Grocery shoppers in the Houston area are about to have a much smarter experience. On Tuesday, Walmart announced that it is partnering with autonomous vehicle startup Nuro to create a driverless grocery delivery system. Starting in 2020, the two will deliver groceries from online orders to a select group of customers in the Houston area.
The partnership is hardly Walmart’s first foray into the world of autonomous vehicles. Likewise, this isn’t the retailer’s first attempt at revolutionizing home grocery delivery. Combining the two seems like a natural fit.
Nuro will start delivering groceries for Walmart with its autonomous R2 (sadly not that R2) vehicle. It is large enough to carry 12 grocery bags in individual compartments and operates without a driver. The Houston program will also include autonomous Toyota Priuses to deliver larger orders and make deliveries that are out of the R2’s range.

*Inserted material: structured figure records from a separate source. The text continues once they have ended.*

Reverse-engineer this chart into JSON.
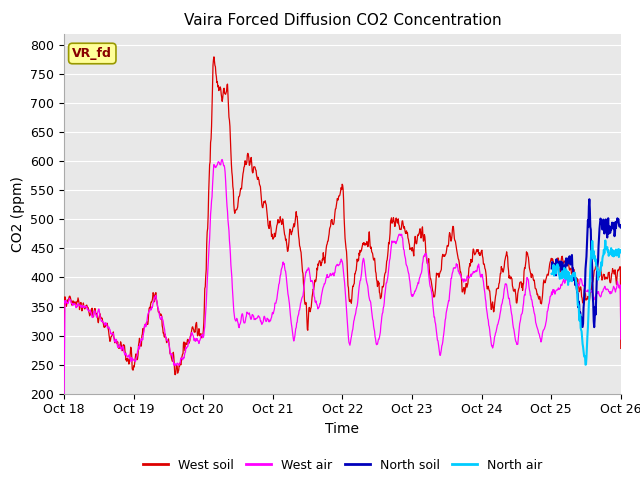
{
  "title": "Vaira Forced Diffusion CO2 Concentration",
  "xlabel": "Time",
  "ylabel": "CO2 (ppm)",
  "ylim": [
    200,
    820
  ],
  "yticks": [
    200,
    250,
    300,
    350,
    400,
    450,
    500,
    550,
    600,
    650,
    700,
    750,
    800
  ],
  "xlim_days": 8,
  "plot_bg": "#e8e8e8",
  "west_soil_color": "#dd0000",
  "west_air_color": "#ff00ff",
  "north_soil_color": "#0000bb",
  "north_air_color": "#00ccff",
  "annotation_text": "VR_fd",
  "annotation_bg": "#ffff99",
  "annotation_border": "#999900",
  "annotation_text_color": "#880000",
  "legend_labels": [
    "West soil",
    "West air",
    "North soil",
    "North air"
  ],
  "tick_labels": [
    "Oct 18",
    "Oct 19",
    "Oct 20",
    "Oct 21",
    "Oct 22",
    "Oct 23",
    "Oct 24",
    "Oct 25",
    "Oct 26"
  ]
}
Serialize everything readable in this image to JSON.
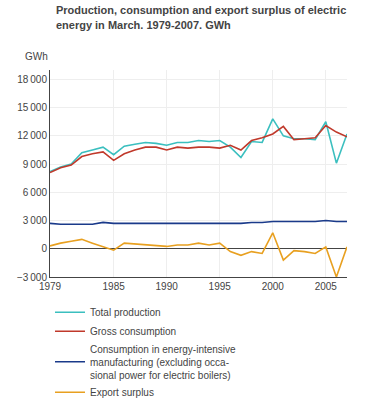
{
  "chart_data": {
    "type": "line",
    "title": "Production, consumption and export surplus of electric\nenergy in March. 1979-2007. GWh",
    "ylabel": "GWh",
    "x": [
      1979,
      1980,
      1981,
      1982,
      1983,
      1984,
      1985,
      1986,
      1987,
      1988,
      1989,
      1990,
      1991,
      1992,
      1993,
      1994,
      1995,
      1996,
      1997,
      1998,
      1999,
      2000,
      2001,
      2002,
      2003,
      2004,
      2005,
      2006,
      2007
    ],
    "series": [
      {
        "name": "Total production",
        "color": "#3BBFBF",
        "values": [
          8200,
          8700,
          9000,
          10200,
          10500,
          10800,
          10000,
          10900,
          11100,
          11300,
          11200,
          11000,
          11300,
          11300,
          11500,
          11400,
          11500,
          10800,
          9700,
          11400,
          11300,
          13800,
          12000,
          11700,
          11700,
          11600,
          13500,
          9100,
          12200
        ]
      },
      {
        "name": "Gross consumption",
        "color": "#C0392B",
        "values": [
          8100,
          8600,
          8900,
          9800,
          10100,
          10300,
          9400,
          10100,
          10500,
          10800,
          10800,
          10500,
          10800,
          10700,
          10800,
          10800,
          10700,
          11000,
          10500,
          11500,
          11800,
          12200,
          13000,
          11600,
          11700,
          11800,
          13100,
          12400,
          11900
        ]
      },
      {
        "name": "Consumption in energy-intensive\nmanufacturing (excluding occa-\nsional power for electric boilers)",
        "color": "#1A3A8A",
        "values": [
          2700,
          2600,
          2600,
          2600,
          2600,
          2800,
          2700,
          2700,
          2700,
          2700,
          2700,
          2700,
          2700,
          2700,
          2700,
          2700,
          2700,
          2700,
          2700,
          2800,
          2800,
          2900,
          2900,
          2900,
          2900,
          2900,
          3000,
          2900,
          2900
        ]
      },
      {
        "name": "Export surplus",
        "color": "#E8A020",
        "values": [
          300,
          600,
          800,
          1000,
          600,
          200,
          -150,
          600,
          500,
          400,
          300,
          250,
          400,
          400,
          600,
          400,
          600,
          -300,
          -700,
          -300,
          -500,
          1700,
          -1200,
          -200,
          -300,
          -500,
          200,
          -3000,
          200
        ]
      }
    ],
    "xlim": [
      1979,
      2007
    ],
    "xticks": [
      1979,
      1985,
      1990,
      1995,
      2000,
      2005
    ],
    "ylim": [
      -3000,
      19000
    ],
    "yticks": [
      {
        "value": -3000,
        "label": "−3 000"
      },
      0,
      {
        "value": 3000,
        "label": "3 000"
      },
      {
        "value": 6000,
        "label": "6 000"
      },
      {
        "value": 9000,
        "label": "9 000"
      },
      {
        "value": 12000,
        "label": "12 000"
      },
      {
        "value": 15000,
        "label": "15 000"
      },
      {
        "value": 18000,
        "label": "18 000"
      }
    ],
    "grid": true,
    "legend": "bottom"
  }
}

Interestingly enough, Walmart isn’t banking on the fact that consumers will like the new feature. Rather, the partnership will help gather information about autonomous grocery delivery and find solutions to make it better in the future. It’s highly likely that, within the next 10-20 years, the majority of packages will be delivered via drone or autonomous vehicles. With that in mind, Walmart is getting ahead of the curve to smooth out its logistics for the long run.

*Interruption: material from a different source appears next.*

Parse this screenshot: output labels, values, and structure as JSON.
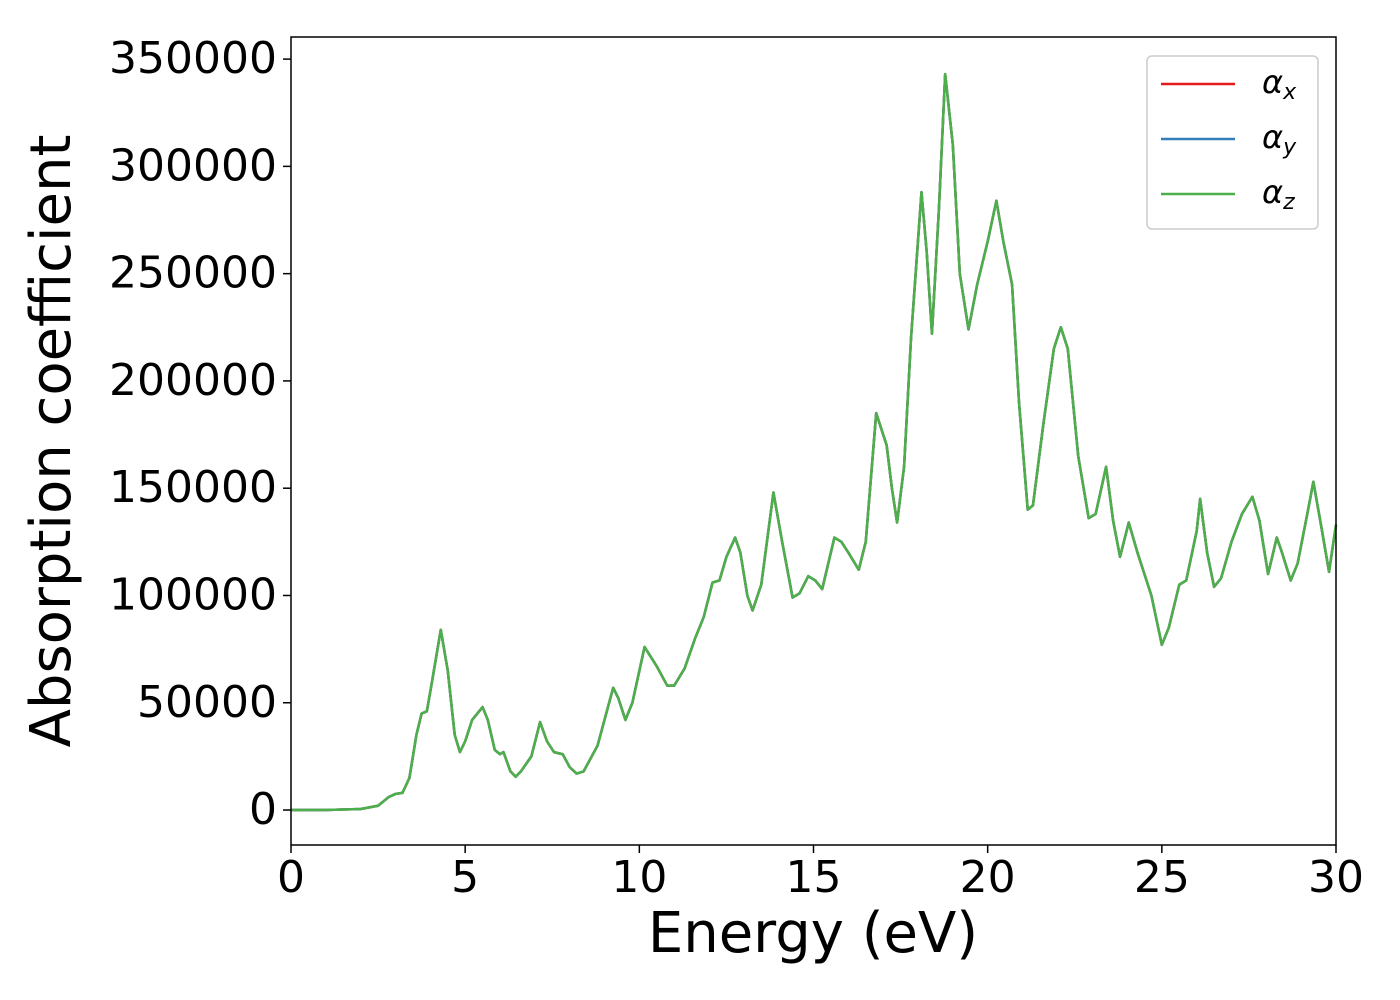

Tom Ward, senior VP of Walmart’s digital operations, said, “Our unparalleled size and scale has allowed us to steer grocery delivery to the front doors of millions of families—and design a roadmap for the future of the industry.”
The partnership with Nuro will certainly work to fulfill the latter part of that plan. Should the pilot program in Houston be a success, it may be rolled out to other locations for further testing.
Ward goes on to say, “Along the way, we’ve been test driving a number of different options for getting groceries from our stores to our customers’ front doors through self-driving technology. We believe this technology is a natural extension of our Grocery Pickup and Delivery service, and our goal of making every day a little easier for customers.”
Expanding the Roadmap
Though the online grocery shopping business only holds a minuscule percentage of the total industry, it is growing rapidly. That’s why many companies like Walmart, Amazon, Uber, and Postmates are working to develop solutions for it.
Per a TechCrunch report, Walmart’s online grocery sales have bolstered its total online income by 41 percent—six percent more growth than expected.
In October, the company announced its InHome delivery program. Through it, customers can get their fresh groceries delivered directly into their fridge after the installation of a smart lock. While the Nuro vehicles won’t enter a customer’s home, they will deliver groceries to the front door.
Meanwhile, Walmart has also pursued a partnership with startup Udelv to test a similar delivery process in Arizona.
This isn’t Nuro’s first major team-up either. The startup worked with Kroger in 2018 to test autonomous grocery delivery with its R1 vehicle (an earlier version). Moving into 2020, Nuro will continue testing with Kroger while also adding partnerships with both Walmart and Domino’s. Since its inception, the startup has raised more than $1 billion.
As autonomous vehicles and automated delivery continue to improve and expand, this partnership could prove highly beneficial for both sides.